2024 Author: Jasmine Walkman | [email protected]. Last modified: 2023-12-16 08:29
For hundreds of years, Jews traveled from country to country, carrying with them their customs, cooking utensils, and old recipes. The result is that Jewish cuisine is very diverse, although it is strictly in accordance with the rules of the basic law of Judaism - kashrut. In fact, it is kashrut that determines what foods Jews can use. They are called kosher.
Jews observe the Sabbath as a holiday - the Sabbath, which is served a gala dinner. The other holidays - Pesach, Purim, Hanukkah - are also celebrated with rich meals. During the Passover celebrations, the use of yeast food was forbidden in memory of the flight of the Jews from Egypt, when they did not have time to wait for the bread to rise. The only bread allowed is unleavened bread called maca.
There are essentially three types of domestic animals that are kosher: cattle, sheep, and goats. Although not very common, this category also includes deer, bison, gazelle, antelope, giraffe and others.
It is not enough for the meat to be from an unprohibited animal to be kosher. It must be slaughtered in the fastest and most gentle way by a shochet - a ritual butcher, and there must be no blood, because its consumption is forbidden. Several methods are used for complete bleeding: by rapid slaughter and draining, by soaking the meat in water, by salting, as the salt draws out the liquids.

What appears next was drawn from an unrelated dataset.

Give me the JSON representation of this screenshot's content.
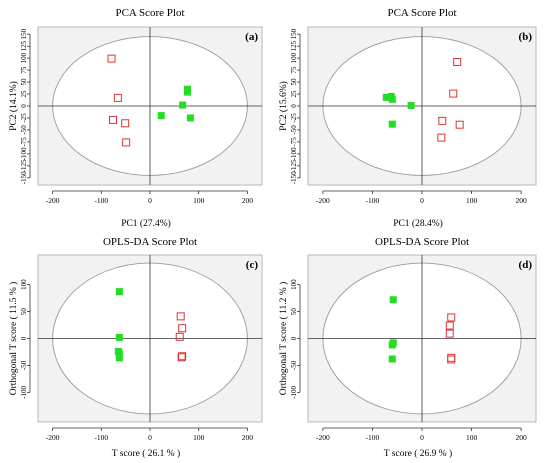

The kosher kitchen allows only fish that have fins and scales. Some fish have very few scales or lose theirs when removed from the water, but they are still allowed. All other swimming animals such as octopus, squid, shrimp and crabs are not accepted.
Jewish sacred books consider poultry suitable for kosher cooking. Such are the chickens and hens, the turkeys and the geese, as long as they are slaughtered according to the canon.
The command Do not boil a kid in his mother's milk forbids to use dairy and meat products together, even if the same utensils are used for cooking.
This law is one of the strictest. In each Jewish cuisine there are two pairs of cutting boards, trays, pots and even knives - one for meat, the other for dairy products. The Jews never fry or stew meat in butter, only in vegetable oil.